Evaluation of Pancreatic VMAT2 Binding with Active and Inactive Enantiomers of [ 18 F]FP-DTBZ in Healthy Subjects and Patients with Type 1 Diabetes.

PURPOSE: Previous studies demonstrated the utility of [18 F]fluoropropyl-(+)-dihydrotetrabenazine ([18 F]FP-(+)-DTBZ) as a positron emission tomography (PET) radiotracer for the vesicular monoamine transporter type 2 (VMAT2) to quantify beta cell mass in healthy control (HC) and type 1 diabetes mellitus (T1DM) groups. Quantification of specific binding requires measurement of non-displaceable uptake. Our goal was to identify a reference tissue (renal cortex or spleen) to quantify pancreatic non-specific binding of [18 F]FP-(+)-DTBZ with the inactive enantiomer, [18 F]FP-(-)-DTBZ. This was the first human study of [18 F]FP-(-)-DTBZ.

PROCEDURES: Six HCs and four T1DM patients were scanned on separate days after injection of [18 F]FP-(+)-DTBZ or [18 F]FP-(-)-DTBZ. Distribution volumes (VT ) and standardized uptake values (SUVs) were compared between groups. Three methods for calculation of non-displaceable uptake (VND ) or reference SUV were applied: (1) use of [18 F]FP-(+)-DTBZ reference VT as VND , assuming VND is uniform across organs; (2) use of [18 F]FP-(-)-DTBZ pancreatic VT as VND , assuming that VND is uniform between enantiomers in the pancreas; and (3) use of a scaled [18 F]FP-(+)-DTBZ reference VT as VND , assuming that a ratio of non-displaceable uptake between organs is uniform between enantiomers. Group differences in VT (or SUV), binding potential (BPND ), or SUV ratio (SUVR) were estimated using these three methods.

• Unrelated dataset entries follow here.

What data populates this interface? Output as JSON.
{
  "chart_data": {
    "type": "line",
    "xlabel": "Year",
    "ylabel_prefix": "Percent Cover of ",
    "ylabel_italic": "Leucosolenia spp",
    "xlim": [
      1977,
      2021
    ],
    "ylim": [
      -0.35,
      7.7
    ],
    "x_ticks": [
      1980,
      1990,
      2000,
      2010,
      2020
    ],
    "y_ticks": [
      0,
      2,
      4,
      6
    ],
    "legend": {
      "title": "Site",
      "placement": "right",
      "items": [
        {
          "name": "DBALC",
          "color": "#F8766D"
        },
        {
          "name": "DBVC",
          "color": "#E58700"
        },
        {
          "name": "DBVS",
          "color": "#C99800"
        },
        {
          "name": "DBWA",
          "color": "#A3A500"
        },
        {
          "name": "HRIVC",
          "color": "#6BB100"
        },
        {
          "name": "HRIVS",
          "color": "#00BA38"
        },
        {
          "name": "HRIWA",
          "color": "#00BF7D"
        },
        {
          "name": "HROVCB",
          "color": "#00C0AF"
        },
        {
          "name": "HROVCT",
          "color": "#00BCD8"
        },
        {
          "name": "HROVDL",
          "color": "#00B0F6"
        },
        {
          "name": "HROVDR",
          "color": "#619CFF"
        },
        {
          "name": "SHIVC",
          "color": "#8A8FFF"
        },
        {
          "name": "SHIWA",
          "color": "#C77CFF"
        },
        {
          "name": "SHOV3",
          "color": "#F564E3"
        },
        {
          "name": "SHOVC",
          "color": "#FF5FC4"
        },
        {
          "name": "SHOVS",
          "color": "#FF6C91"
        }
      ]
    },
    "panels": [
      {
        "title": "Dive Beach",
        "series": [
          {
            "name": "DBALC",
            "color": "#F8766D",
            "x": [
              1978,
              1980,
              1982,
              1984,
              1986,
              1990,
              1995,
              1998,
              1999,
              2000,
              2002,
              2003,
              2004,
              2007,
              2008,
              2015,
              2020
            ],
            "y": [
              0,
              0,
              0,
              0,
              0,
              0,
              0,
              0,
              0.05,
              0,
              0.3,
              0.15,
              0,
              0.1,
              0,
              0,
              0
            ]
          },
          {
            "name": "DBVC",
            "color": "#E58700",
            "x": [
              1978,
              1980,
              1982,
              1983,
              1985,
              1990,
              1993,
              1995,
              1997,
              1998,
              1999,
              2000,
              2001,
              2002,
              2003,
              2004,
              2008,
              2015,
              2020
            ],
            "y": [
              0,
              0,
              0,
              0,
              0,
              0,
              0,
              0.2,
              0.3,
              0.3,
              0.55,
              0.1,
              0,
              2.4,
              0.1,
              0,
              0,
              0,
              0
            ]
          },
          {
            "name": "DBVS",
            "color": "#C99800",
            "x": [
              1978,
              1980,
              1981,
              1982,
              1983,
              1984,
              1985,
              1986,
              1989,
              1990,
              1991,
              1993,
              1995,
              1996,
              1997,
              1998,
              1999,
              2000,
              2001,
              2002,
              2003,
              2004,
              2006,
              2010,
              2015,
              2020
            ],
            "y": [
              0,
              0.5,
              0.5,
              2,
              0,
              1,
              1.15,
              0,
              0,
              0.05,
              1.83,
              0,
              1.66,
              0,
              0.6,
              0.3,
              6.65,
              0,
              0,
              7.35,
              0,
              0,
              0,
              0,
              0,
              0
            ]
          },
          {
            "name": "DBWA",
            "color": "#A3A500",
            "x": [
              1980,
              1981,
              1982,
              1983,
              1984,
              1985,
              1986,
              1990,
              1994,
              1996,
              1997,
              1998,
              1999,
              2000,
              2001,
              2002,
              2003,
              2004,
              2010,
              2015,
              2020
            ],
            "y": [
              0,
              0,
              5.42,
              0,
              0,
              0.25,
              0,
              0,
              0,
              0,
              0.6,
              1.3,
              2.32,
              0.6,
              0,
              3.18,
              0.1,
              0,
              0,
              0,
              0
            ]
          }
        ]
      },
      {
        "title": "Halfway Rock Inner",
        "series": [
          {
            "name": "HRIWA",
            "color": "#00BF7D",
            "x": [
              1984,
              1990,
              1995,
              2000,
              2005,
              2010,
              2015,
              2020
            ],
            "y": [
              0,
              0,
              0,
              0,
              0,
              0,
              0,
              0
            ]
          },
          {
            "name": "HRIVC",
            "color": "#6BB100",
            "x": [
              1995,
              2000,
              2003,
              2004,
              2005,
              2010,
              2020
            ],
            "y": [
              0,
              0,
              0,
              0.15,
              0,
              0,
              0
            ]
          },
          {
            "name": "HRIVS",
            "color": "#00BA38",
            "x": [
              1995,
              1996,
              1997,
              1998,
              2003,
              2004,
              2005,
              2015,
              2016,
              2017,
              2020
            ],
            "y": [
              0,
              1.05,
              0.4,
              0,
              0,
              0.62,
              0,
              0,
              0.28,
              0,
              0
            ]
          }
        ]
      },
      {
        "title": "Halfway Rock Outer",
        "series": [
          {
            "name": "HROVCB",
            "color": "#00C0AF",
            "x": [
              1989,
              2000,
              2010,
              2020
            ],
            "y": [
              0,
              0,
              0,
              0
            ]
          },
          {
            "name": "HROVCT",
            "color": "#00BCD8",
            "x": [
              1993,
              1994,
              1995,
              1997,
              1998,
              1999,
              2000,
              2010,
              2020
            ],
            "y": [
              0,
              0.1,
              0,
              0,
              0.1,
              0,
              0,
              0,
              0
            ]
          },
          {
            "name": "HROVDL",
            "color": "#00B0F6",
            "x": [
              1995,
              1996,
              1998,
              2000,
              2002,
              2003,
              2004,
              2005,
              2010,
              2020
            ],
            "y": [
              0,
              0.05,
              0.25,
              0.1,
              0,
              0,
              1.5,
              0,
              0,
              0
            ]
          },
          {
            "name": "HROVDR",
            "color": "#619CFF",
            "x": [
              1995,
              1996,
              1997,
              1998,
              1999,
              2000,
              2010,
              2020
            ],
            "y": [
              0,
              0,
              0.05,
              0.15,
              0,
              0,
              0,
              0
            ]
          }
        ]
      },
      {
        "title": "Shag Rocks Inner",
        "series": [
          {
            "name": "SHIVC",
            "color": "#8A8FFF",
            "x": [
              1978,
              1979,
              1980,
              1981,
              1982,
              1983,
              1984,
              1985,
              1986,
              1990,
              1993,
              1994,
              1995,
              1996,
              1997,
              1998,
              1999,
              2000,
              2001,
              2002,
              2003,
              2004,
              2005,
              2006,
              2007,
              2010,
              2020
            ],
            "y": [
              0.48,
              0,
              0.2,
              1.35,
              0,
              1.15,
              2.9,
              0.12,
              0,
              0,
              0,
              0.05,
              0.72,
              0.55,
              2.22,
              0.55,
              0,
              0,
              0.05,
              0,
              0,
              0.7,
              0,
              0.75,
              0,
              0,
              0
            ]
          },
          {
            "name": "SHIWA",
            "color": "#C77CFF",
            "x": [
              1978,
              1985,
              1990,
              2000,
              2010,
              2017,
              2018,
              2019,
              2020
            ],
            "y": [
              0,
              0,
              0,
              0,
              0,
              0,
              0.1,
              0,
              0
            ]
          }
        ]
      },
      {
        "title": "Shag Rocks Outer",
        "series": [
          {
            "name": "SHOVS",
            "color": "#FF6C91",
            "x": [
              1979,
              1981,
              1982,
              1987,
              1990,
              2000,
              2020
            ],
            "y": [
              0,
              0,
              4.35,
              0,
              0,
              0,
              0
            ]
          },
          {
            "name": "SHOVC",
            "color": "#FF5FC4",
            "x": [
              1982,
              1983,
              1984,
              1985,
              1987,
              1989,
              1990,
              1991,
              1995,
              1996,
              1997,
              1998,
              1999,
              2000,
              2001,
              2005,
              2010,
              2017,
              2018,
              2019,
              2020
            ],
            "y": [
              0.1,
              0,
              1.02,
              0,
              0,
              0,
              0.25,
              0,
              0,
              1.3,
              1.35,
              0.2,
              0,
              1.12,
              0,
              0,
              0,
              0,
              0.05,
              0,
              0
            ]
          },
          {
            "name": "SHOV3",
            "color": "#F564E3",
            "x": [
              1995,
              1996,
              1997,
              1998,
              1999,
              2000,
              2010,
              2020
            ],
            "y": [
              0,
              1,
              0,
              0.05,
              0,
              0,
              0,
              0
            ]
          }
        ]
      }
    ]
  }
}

RESULTS: [18 F]FP-(-)-DTBZ VT values were different among organs, and VT (+) and VT (-) were also different in the renal cortex and spleen. Method 3 with the spleen to estimate VND (or reference SUV) gave the highest non-displaceable uptake and the largest HC vs. T1DM group differences. Significant group differences were also observed in VT (or SUV) with method 1 using spleen. SUV was affected by differences in the input function between groups and between enantiomers.

CONCLUSIONS: Non-displaceable uptake was different among organs and between enantiomers. Use of scaled spleen VT values for VND is a suitable method for quantification of VMAT2 in the pancreas.